El enjuto sheriff se acercó hacia él.
—¿Por qué decís algo así?
—He obrado peor que Judas, y preferiría pagar mis pecados en esta vida antes que perder la eternidad... El chico sólo hacia justicia por su padre. —Y añadió mientras rompía a llorar—: ¡Frederick me obligó a erigir falso testimonio contra el Sr. Page!
Andrew relató precipitadamente los pormenores de la historia, sin importarle que sus palabras le arrastrasen a prisión hasta el fin de sus días.
La historia de la conspiración, y de cómo Martin Page fue ahorcado siendo inocente, pronto se hizo popular, por lo que Aldworth tuvo que acarrear durante el resto de su vida el menosprecio de sus conciudadanos. El sheriff, temiendo la venganza de Samuel, preguntaba de cuando en cuando por si alguien había visto en la zona a un hombre marcado por una gran cicatriz.

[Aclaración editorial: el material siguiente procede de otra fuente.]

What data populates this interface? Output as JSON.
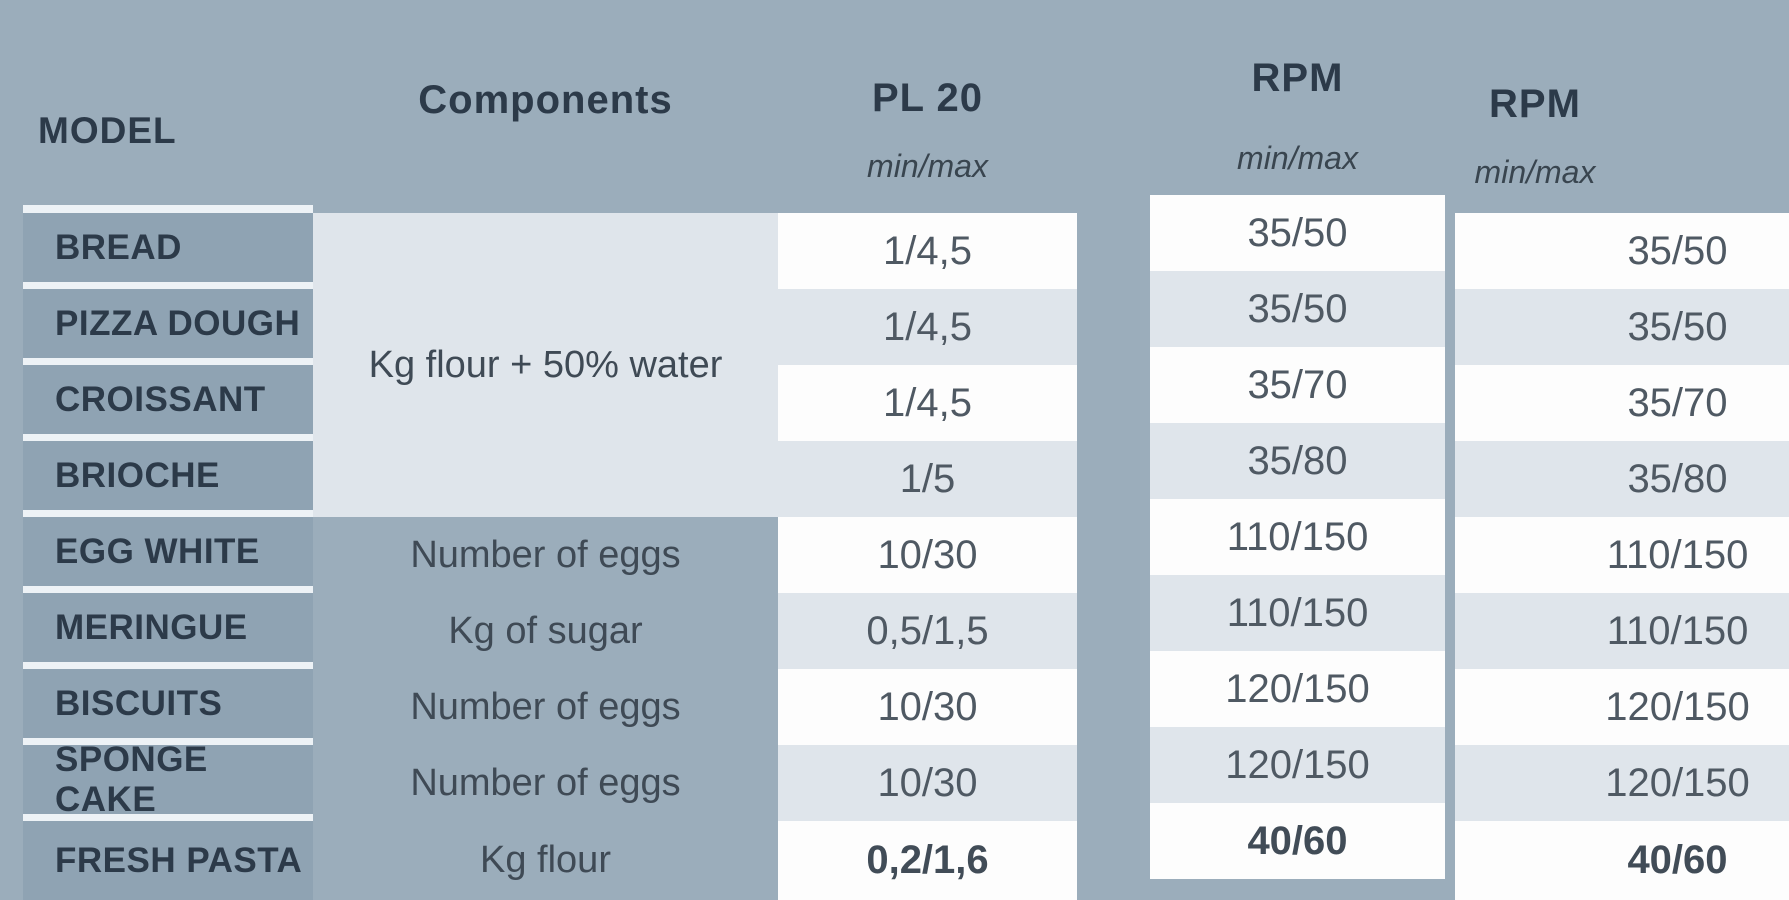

Adam, por aquel entonces, tuvo que responder a numerosas preguntas ante la justicia. Como la mayoría de la gente daba por muerto a Samuel, los vecinos adjudicaron el nacimiento de Elizabeth a la relación fugaz de Adam con alguna mujer carente de moralidad.
Con parte del dinero que le proporcionó Samuel, Adam consolidó su negocio, tomando el relevo al que antaño regentaba Martin. Meses después, se trasladó con Elisabeth a la antigua casa de los Page, reparándola y llenándola de nuevo de vida, llantos, risas y alegrías, hasta que, pasados casi veinte años, la muerte vino a llamarle.